Für gewöhnlich angel ich nur mit 25er. Dickere Schnur (35er) hab ich nur auf einer einzigen Rolle für besondere Angelstellen. Ich Fisch aber i.d.R. auch nicht gezielt auf Großkarpfen.

Mit ist noch *nie* die *Hauptschnur* im Drill gerissen! Nur das Vorfach. Wenns mal die Hauptschnur erwischt hat, dann nur direkt am Knoten. Aber auch äußerst selten.

Gruß
Katteker


----------



## tim94 (4. Dezember 2010)

*AW: 0,30er Mono für Karpfen*

Danke für die schnellen Antworten  |rolleyes den hat es sich ja auch eigentlich erledigt Bin jetz schlauer als vorher


----------



## barschkönig (4. Dezember 2010)

*AW: 0,30er Mono für Karpfen*

Also auf Karpfen finde ich 0,30 mm zu wenig außer du willst Federn oder leichtes Karpfenangeln machen.
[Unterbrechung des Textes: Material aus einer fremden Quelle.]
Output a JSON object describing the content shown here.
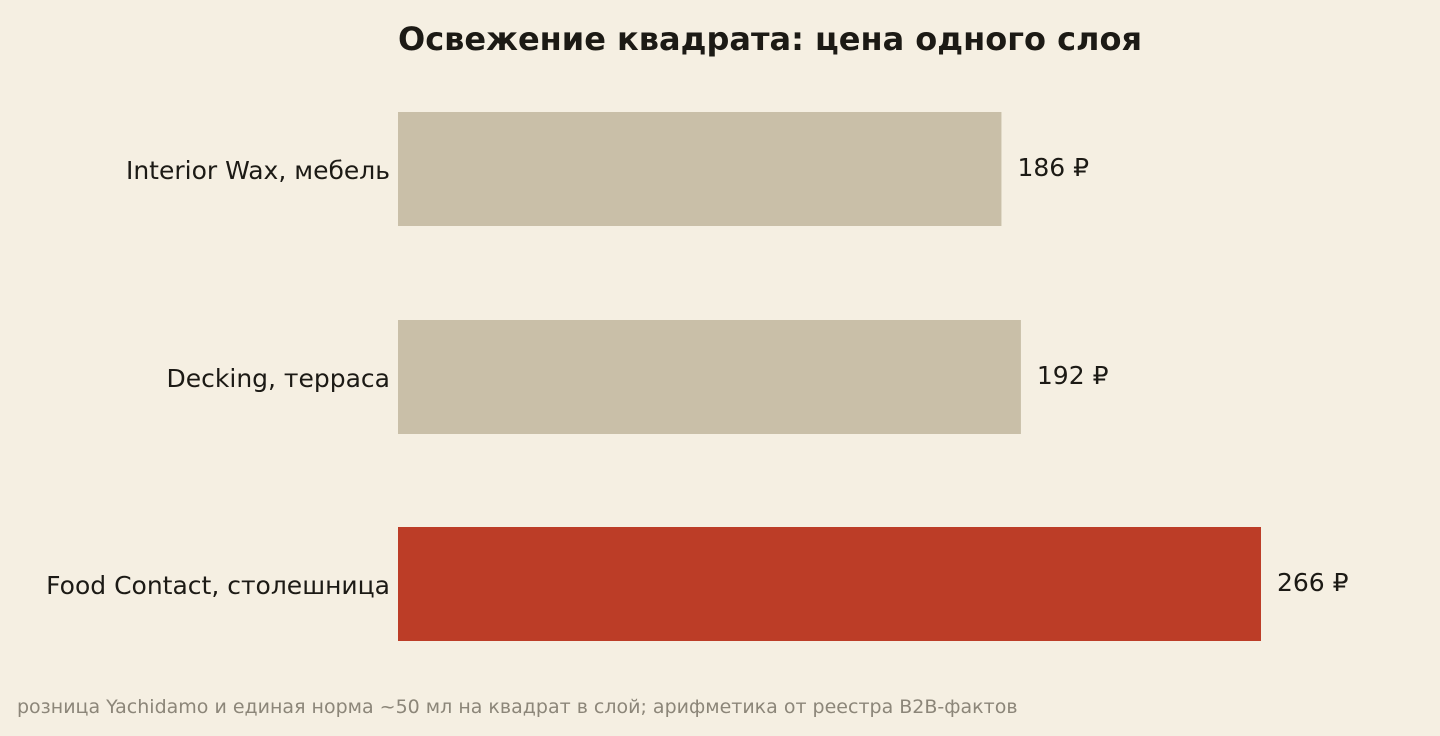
{
  "chart_data": {
    "type": "bar",
    "orientation": "horizontal",
    "title": "Освежение квадрата: цена одного слоя",
    "xlabel": "",
    "ylabel": "",
    "categories": [
      "Interior Wax, мебель",
      "Decking, терраса",
      "Food Contact, столешница"
    ],
    "values": [
      186,
      192,
      266
    ],
    "value_labels": [
      "186 ₽",
      "192 ₽",
      "266 ₽"
    ],
    "unit": "₽",
    "xlim": [
      0,
      266
    ],
    "grid": false,
    "legend": "none",
    "highlight_index": 2
  },
  "colors": {
    "background": "#f5efe2",
    "bar_default": "#c9bfa8",
    "bar_highlight": "#bc3d27",
    "text": "#1c1a15",
    "footnote": "#8c8679"
  },
  "footnote": "розница Yachidamo и единая норма ~50 мл на квадрат в слой; арифметика от реестра B2B-фактов"
}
Für Hecht reicht 0,35mm.


----------



## FehmarnAngler (4. Dezember 2010)

*AW: 0,30er Mono für Karpfen*

Also eine 0,35mm Schnur ist schon ein Abschleppseil, wenn man nicht gerade den Grund voller Muscheln hat, ist das unnötig dick. Und es ist ne sch... Arbeit bei einem Hänger so ein Ankertau durchzureißen, wegen der Dehnung. Auf Karpfen und Hecht kann man meiner Meinung nach locker eine 30er Schnur nehmen (wenn nicht zu viele Klamotten im Wasser sind). Mit den meißten Ruten ist es eh nicht möglich so eine Schnur zu zerreißen und wenn der Fisch mal etwas Druck macht... soll man ihn doch Schnur ziehen lassen...


----------



## boiliemeister (4. Dezember 2010)

*AW: 0,30er Mono für Karpfen*

Hallo
30er langt.Ich selbst fische mit der 30er von DAM ( SUMO)
Die Tragkraft liegt bei 8,4kg.
Mfg Alex


----------



## j.Breithardt (4. Dezember 2010)

*AW: 0,30er Mono für Karpfen*



barschkönig schrieb:


> Also auf Karpfen finde ich 0,30 mm zu wenig außer du willst Federn oder leichtes Karpfenangeln machen. Für Hecht reicht 0,35mm.


 


@ Barschkönig,#h

hast du schon mal versucht eine 30er mit der Rute zu zerreißen?Entweder knallt dir Rute um die Ohren,oder 
der Fisch schlitzt in den meisten Fällen aus.
Und ne 30er zum feedern?|kopfkrat


Gruß
Jürgen |wavey:


----------



## barschkönig (4. Dezember 2010)

*AW: 0,30er Mono für Karpfen*

Naja ich nehme 0,30er zum Futterkorbangeln aber ich mach das auch nur Ab und Zu.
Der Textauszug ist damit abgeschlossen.